The Royal Canadian Mint’s role in a ‘cash-lite’ world IG News

Irshadgul News report,

Calgary –

Whether they’re rolling around in your car’s cup holder or permanently banished to a couch cushion, coins can be easily taken for granted.

So when the Royal Canadian Mint announced layoffs at its Winnipeg facility last month, it was a reminder that our pocket change doesn’t come by magic. Those loonies and toonies and quarters and dimes are produced by the Mint, a Crown corporation that produces all of Canada’s circulation coins from a state-of-the-art facility in Manitoba’s capital.

Mint believes it is a mission that is still important, even as society’s transition towards digital payments accelerates. The Mint – which also produces international coins for dozens of other countries – has said it believes its recent layoffs will be temporary, and that “the pandemic and ongoing geopolitical tensions” disrupting global markets. 56 job losses have been attributed to the “long-term effects of instability”.

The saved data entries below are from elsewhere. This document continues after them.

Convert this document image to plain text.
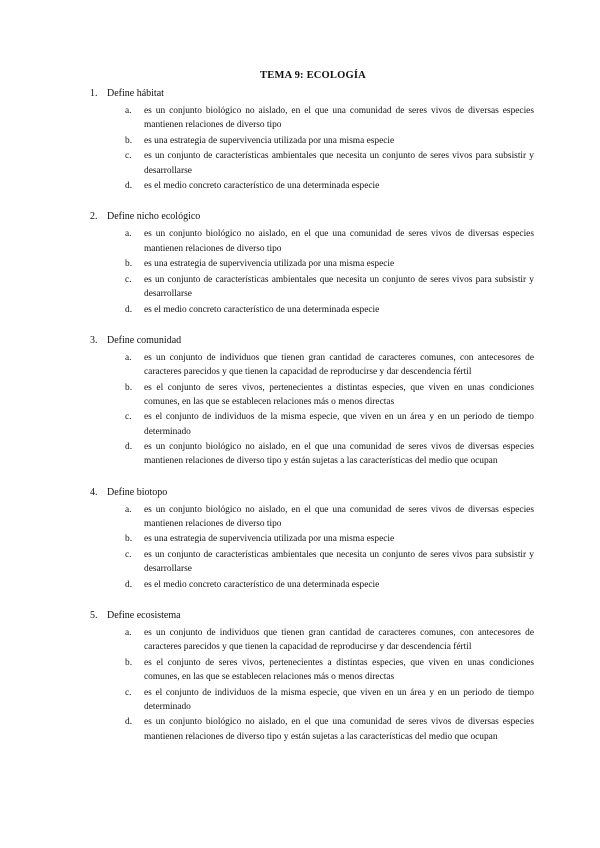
TEMA 9: ECOLOGÍA
1. Define hábitat
a. es un conjunto biológico no aislado, en el que una comunidad de seres vivos de diversas especies mantienen relaciones de diverso tipo
b. es una estrategia de supervivencia utilizada por una misma especie
c. es un conjunto de características ambientales que necesita un conjunto de seres vivos para subsistir y desarrollarse
d. es el medio concreto característico de una determinada especie
2. Define nicho ecológico
a. es un conjunto biológico no aislado, en el que una comunidad de seres vivos de diversas especies mantienen relaciones de diverso tipo
b. es una estrategia de supervivencia utilizada por una misma especie
c. es un conjunto de características ambientales que necesita un conjunto de seres vivos para subsistir y desarrollarse
d. es el medio concreto característico de una determinada especie
3. Define comunidad
a. es un conjunto de individuos que tienen gran cantidad de caracteres comunes, con antecesores de caracteres parecidos y que tienen la capacidad de reproducirse y dar descendencia fértil
b. es el conjunto de seres vivos, pertenecientes a distintas especies, que viven en unas condiciones comunes, en las que se establecen relaciones más o menos directas
c. es el conjunto de individuos de la misma especie, que viven en un área y en un periodo de tiempo determinado
d. es un conjunto biológico no aislado, en el que una comunidad de seres vivos de diversas especies mantienen relaciones de diverso tipo y están sujetas a las características del medio que ocupan
4. Define biotopo
a. es un conjunto biológico no aislado, en el que una comunidad de seres vivos de diversas especies mantienen relaciones de diverso tipo
b. es una estrategia de supervivencia utilizada por una misma especie
c. es un conjunto de características ambientales que necesita un conjunto de seres vivos para subsistir y desarrollarse
d. es el medio concreto característico de una determinada especie
5. Define ecosistema
a. es un conjunto de individuos que tienen gran cantidad de caracteres comunes, con antecesores de caracteres parecidos y que tienen la capacidad de reproducirse y dar descendencia fértil
b. es el conjunto de seres vivos, pertenecientes a distintas especies, que viven en unas condiciones comunes, en las que se establecen relaciones más o menos directas
c. es el conjunto de individuos de la misma especie, que viven en un área y en un periodo de tiempo determinado
d. es un conjunto biológico no aislado, en el que una comunidad de seres vivos de diversas especies mantienen relaciones de diverso tipo y están sujetas a las características del medio que ocupan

But Mary LeMay, president of the Royal Canadian Mint, acknowledged in an interview that there are also long-term strains on the corporation and its product. Since February 2013, when the mint stopped producing pennies due to rising costs relative to face value, overall demand for Canada’s other circulation coins has declined by about eight per cent per year, she said.

LeMay, who prefers the term “cash-lite” rather than “cashless”, said that even though the Mint’s Winnipeg facility still produces about one billion circulation coins annually, today’s economy is dominated by electronic transactions. cannot be denied.

“It is fair to say that we are moving towards a world where we are going to see increasing digital payments,” Lemay said.

But she said the Mint, which still employs about 350 people at its Winnipeg production center, is planning to transition. She said that the corporation’s goal is not to produce for production’s sake, but to ensure that there are always enough coins to meet demand.

“Our goal is to make sure that we are always making sure that people who want to use the coins are able to do so, when and where they want.”

However, knowing how much is enough has been a challenge in recent years. During the COVID-19 pandemic, as businesses closed their physical doors and Canadians shifted their shopping online, there was an immediate and dramatic impact on coin demand.

“In 2020, we see a 37 percent drop in demand,” Lemay said. “Now it’s starting to come back. But the question we still don’t have the answer to is how far it will go.”

Most data suggests that physical currencies won’t be disappearing anytime soon. While three-quarters of Canadians agree that society will increasingly move away from cash and coins in favor of digital payments in the future, according to a recent survey by Mint, Canadians also value access to physical money. Are. Two-in-three Canadians surveyed reported using cash within the past month.

Irwin Lipnowski, associate professor of economics at the University of Manitoba, said he thinks there will always be some level of demand for the currency.

“I don’t think there will be a case for people only using cards,” Lipnovsky said.

“A lot of people like the idea that they’re paying cash, and they’re using this currency and a way to make sure it’s not counterfeit.”

Low-income Canadians, as well as those living in rural and Indigenous communities, are more likely than urban Canadians to have access to physical money, Lemay said – which is where the Mint’s role as a manufacturer of coins becomes limited. Not in India, but as manager of the country’s coins. Supply arrives.

LeMay noted that unlike the mints of most other countries, the Royal Canadian Mint is also tasked with managing the national coin catalog and ensuring the coins are minted. The corporation works with armored car carriers and financial institutions to understand both current and future demand.

LeMay said, “We have a view of where coins are across the country, and we’re able to predict that. We’re able to move coins … and that allows us to have very efficient coin production.” “

He added that this end-to-end oversight of the national catalog has helped address some of the problems other countries are facing with their coin supply during the pandemic.

For example, the US has repeatedly dealt with coin “shortages”, the result of coins getting “stuck” in the system and failing to circulate through the economy during times of business closures and increased online payments.

LeMay said the overall demand for coins is essentially declining, getting coins into the hands of people who still want to use them — especially in remote and rural areas with limited banking access and inconsistent internet connectivity — and will also become important.

He added that recent events, such as the Rogers outage last summer that took down the Interac payment network, have proven the value of a reliable physical currency. He added that the Royal Canadian Mint is equipped to scale back very quickly should there be a dramatic increase in demand for cash due to a natural disaster or other unforeseen event.

“I think coins and digital payments will co-exist for the foreseeable future, so we have to find a way to do this seamlessly,” LeMay said.

“Should we, for whatever reason, need to produce more coins, we have the ability to do so.”